As there will undoubtedly be more occasions to go out and spend money, one of the holiday traditions that my friends and I have started is having a big ol' potluck and gift exchange. There are so many advantages to a potluck. It still provides you with a big meal to enjoy with your loved ones without going for broke at a fancy restaurant, and it's simple to plan, even at the last possible minute. The rules of the potluck are simple: everyone brings a dish, big enough to share with the participants, which can be homemade or store-bought (I always go for the latter, but my friends are good at the former). When all dishes are put together, there's enough for a huge buffet of goodness. If you're bringing the appetizers, as I have done before, here are some (inexpensive) party hits that no one can resist, and which make you look like a young Martha Stewart in training: a block of brie cheese and/or pâté and hard crackers - strategically laid out on a cutting board with a cheese knife for easy access; smoked salmon wrapped around Philadelphia cream cheese, served on hard or soft bite-sized crackers - this one you're going to have to assemble yourself, but skip the capers as they hardly add any value; and salmon mousse and cucumber slices - simply grab the mousse and slap some on a thick cucumber slice, and add a small sliver of red pepper on top if you want to be fancy about it.

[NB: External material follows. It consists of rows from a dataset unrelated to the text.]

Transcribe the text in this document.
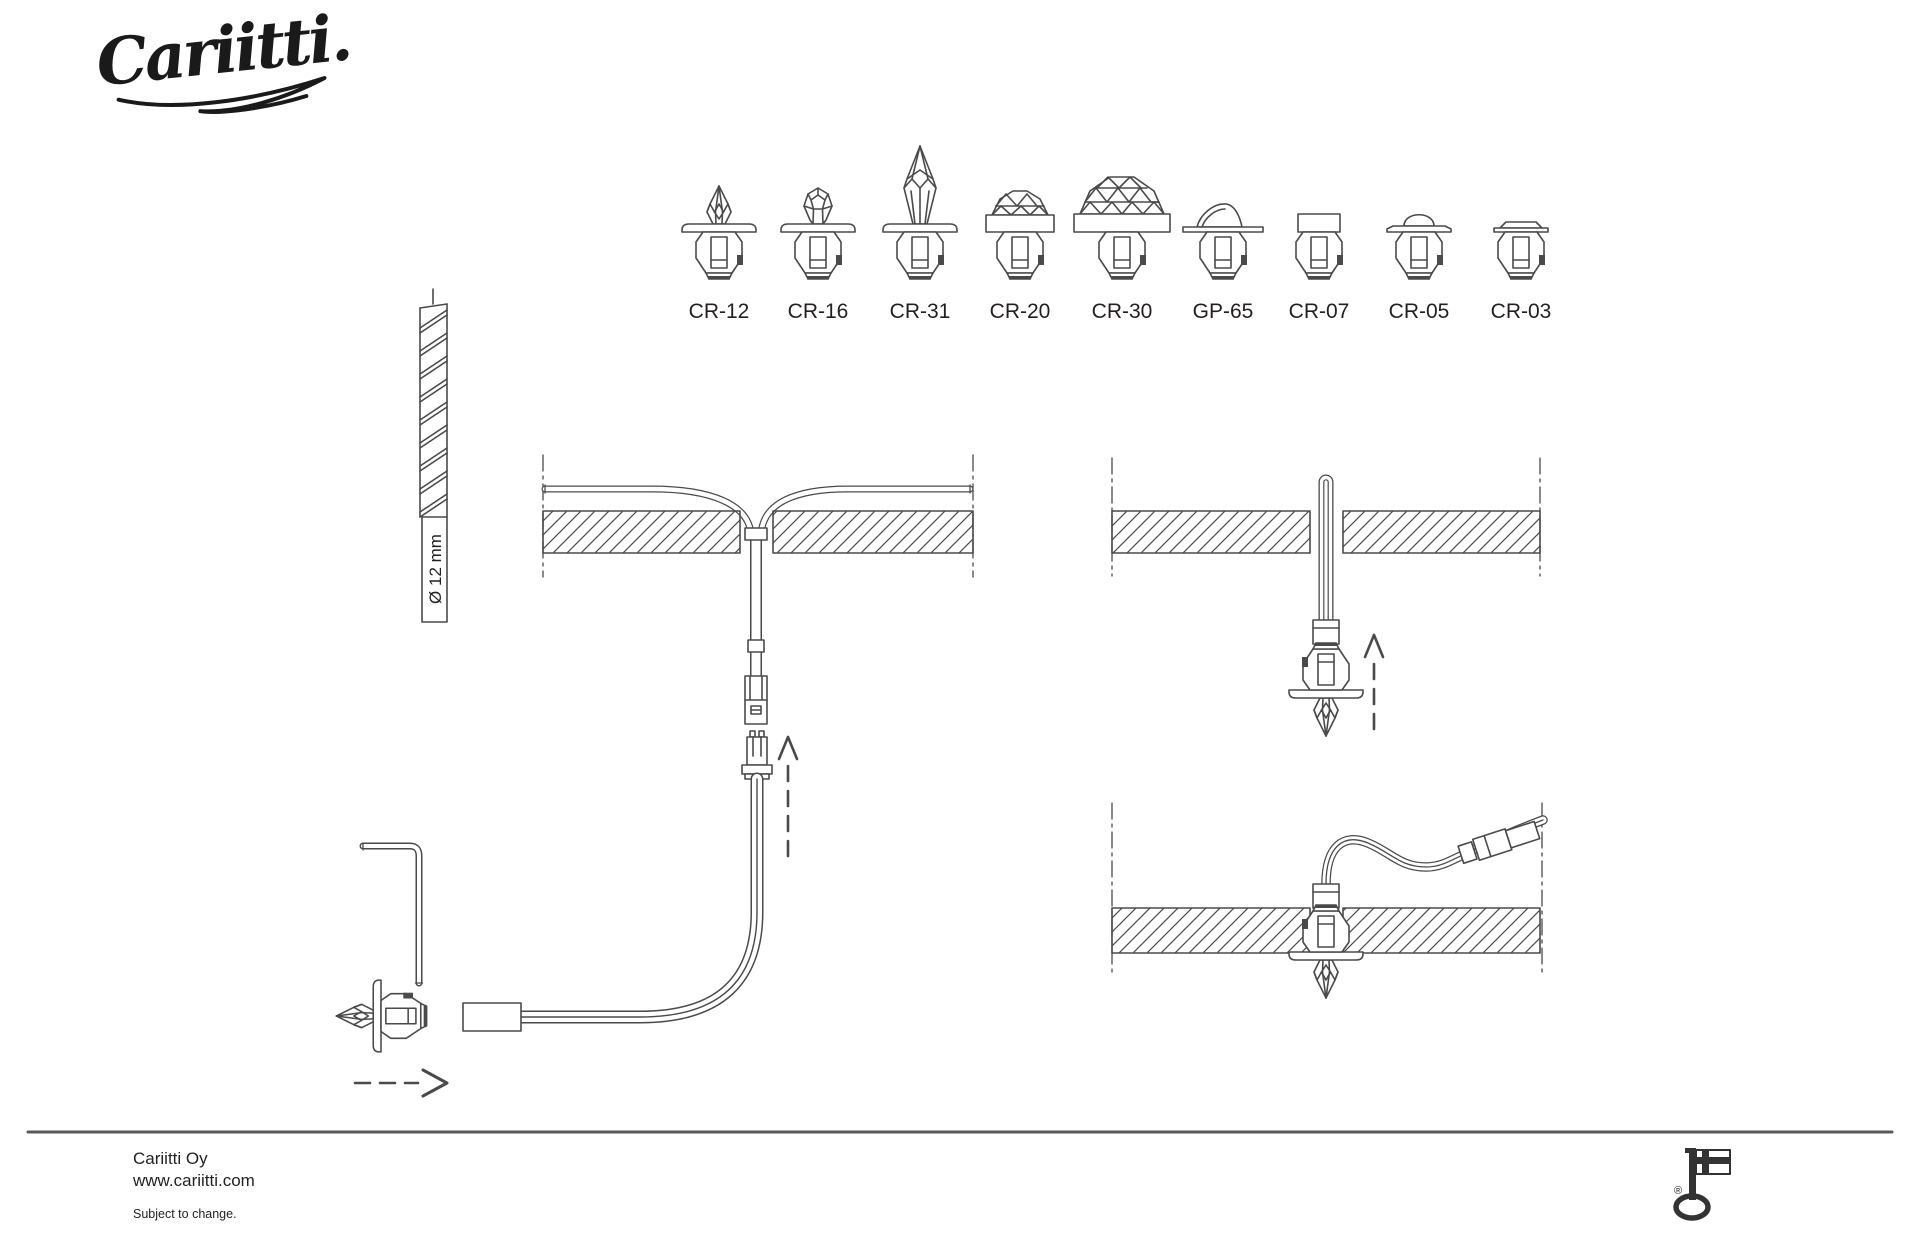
Cariitti.
CR-12 CR-16 CR-31 CR-20 CR-30 GP-65 CR-07 CR-05 CR-03
Ø 12 mm
Cariitti Oy
www.cariitti.com
Subject to change.
®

As for gift exchanges, some people opt for a Secret Santa (also known on the streets as Kris Kingle). I'm not a fan of Secret Santas because there are opportunities to draw someone's name that you don't know how the heck to shop for, but it is a great idea in theory because everyone gets to give a gift and receive one (very Utopian, no?) and no one has to max out their cards in the process. (One great thing about Secret Santa: the maximum price is set and voted on before the shopping begins.) When I recently discussed my animosity of Secret Santa with a friend and his boyfriend, the boyfriend came up with a brilliant idea: when writing your name down on a piece of paper to be drawn, add about three words underneath your name to describe the things you might like (or dislike, if that's the case). For example, I'd write "Christine," and then add "lactose intolerant, hooch, blocks of meat" under my name. Naturally, the first one would deter someone from getting me, say, a chocolate bar or a goat, and the others might score me a bottle of wine or a string of salami. With this idea, Secret Santa becomes good again.

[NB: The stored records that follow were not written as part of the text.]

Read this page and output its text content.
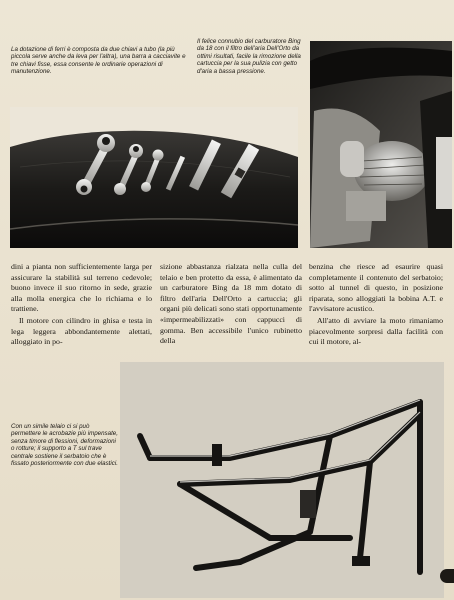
La dotazione di ferri è composta da due chiavi a tubo (la più piccola serve anche da leva per l'altra), una barra a cacciavite e tre chiavi fisse, essa consente le ordinarie operazioni di manutenzione.
Il felice connubio del carburatore Bing da 18 con il filtro dell'aria Dell'Orto da ottimi risultati, facile la rimozione della cartuccia per la sua pulizia con getto d'aria a bassa pressione.

dini a pianta non sufficientemente larga per assicurare la stabilità sul terreno cedevole; buono invece il suo ritorno in sede, grazie alla molla energica che lo richiama e lo trattiene.

Il motore con cilindro in ghisa e testa in lega leggera abbondantemente alettati, alloggiato in po-

sizione abbastanza rialzata nella culla del telaio e ben protetto da essa, è alimentato da un carburatore Bing da 18 mm dotato di filtro dell'aria Dell'Orto a cartuccia; gli organi più delicati sono stati opportunamente «impermeabilizzati» con cappucci di gomma. Ben accessibile l'unico rubinetto della

benzina che riesce ad esaurire quasi completamente il contenuto del serbatoio; sotto al tunnel di questo, in posizione riparata, sono alloggiati la bobina A.T. e l'avvisatore acustico.

All'atto di avviare la moto rimaniamo piacevolmente sorpresi dalla facilità con cui il motore, al-

Con un simile telaio ci si può permettere le acrobazie più impensate, senza timore di flessioni, deformazioni o rotture; il supporto a T sul trave centrale sostiene il serbatoio che è fissato posteriormente con due elastici.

To bring everything full circle, you might also want to include a tree-trimming portion to your holiday party, if you plan on having a Christmas tree. Instead of having the host provide everything, the guests can arrive bearing tinsel, ornaments, strings of popcorn, or whatever strikes the imagination. This can also be an inexpensive but fun activity as everyone gets to decorate while slowly becoming happy from all the eggnog. And with all these good times, you've just survived the holidays! ¤ C.Ho.
During the holiday season, your wallet can take a serious beating. You have to buy gifts for all 100 members of your family, and you still need to have enough money to buy presents for your friends. What do you do?

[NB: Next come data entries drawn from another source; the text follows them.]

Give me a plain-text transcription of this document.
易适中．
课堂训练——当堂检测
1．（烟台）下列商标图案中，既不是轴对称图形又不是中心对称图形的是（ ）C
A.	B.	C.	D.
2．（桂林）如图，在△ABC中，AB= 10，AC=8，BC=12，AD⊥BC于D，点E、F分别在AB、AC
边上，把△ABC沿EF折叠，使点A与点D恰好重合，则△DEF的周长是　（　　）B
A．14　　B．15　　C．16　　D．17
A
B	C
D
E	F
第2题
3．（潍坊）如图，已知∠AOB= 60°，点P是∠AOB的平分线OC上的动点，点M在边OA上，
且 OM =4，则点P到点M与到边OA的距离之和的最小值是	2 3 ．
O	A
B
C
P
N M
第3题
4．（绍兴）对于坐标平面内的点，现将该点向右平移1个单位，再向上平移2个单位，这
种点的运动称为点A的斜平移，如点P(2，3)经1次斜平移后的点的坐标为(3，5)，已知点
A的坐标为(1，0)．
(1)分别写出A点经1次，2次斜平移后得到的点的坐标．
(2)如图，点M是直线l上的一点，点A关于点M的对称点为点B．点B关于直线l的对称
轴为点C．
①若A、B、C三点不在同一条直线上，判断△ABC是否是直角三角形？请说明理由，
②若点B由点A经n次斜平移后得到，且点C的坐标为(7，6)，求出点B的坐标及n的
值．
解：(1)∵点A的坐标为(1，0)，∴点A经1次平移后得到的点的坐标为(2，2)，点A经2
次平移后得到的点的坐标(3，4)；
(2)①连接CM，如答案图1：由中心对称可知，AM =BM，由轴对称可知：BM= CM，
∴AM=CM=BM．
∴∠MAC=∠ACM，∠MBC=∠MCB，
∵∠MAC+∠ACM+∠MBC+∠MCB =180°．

Instead of selling your blood to make some quick cash, why not give handmade gifts? This may sound a little cheesy and CHEAP, but I assure you, handmade gifts are always well received. It shows your friends that you have taken the time to make a gift especially for them, instead of giving them a generic gift (perfume, socks, underwear, etc.).
But do keep in mind that you should make something that your friend/family member would actually want and use. If your friend lives in a warm climate, do not spend months and months knitting her a wool sweater!
Another thing to remember is that handmade gifts can be a little pricey. A co-worker recently told me that she is making beaded necklaces for her friends. The materials for the necklaces are costly, but she feels happy to know that she is making her loved ones one-of-a-kind jewelry.
One of my most cherished gifts is a picture a friend painted for me. She knew that I wanted something artsy to spruce up my bedroom, so she painted me a picture. Ain't she sweet!!!
If your are strapped for cash and you really want to give your friends and family a token of your appreciation, try your hand at making or baking something.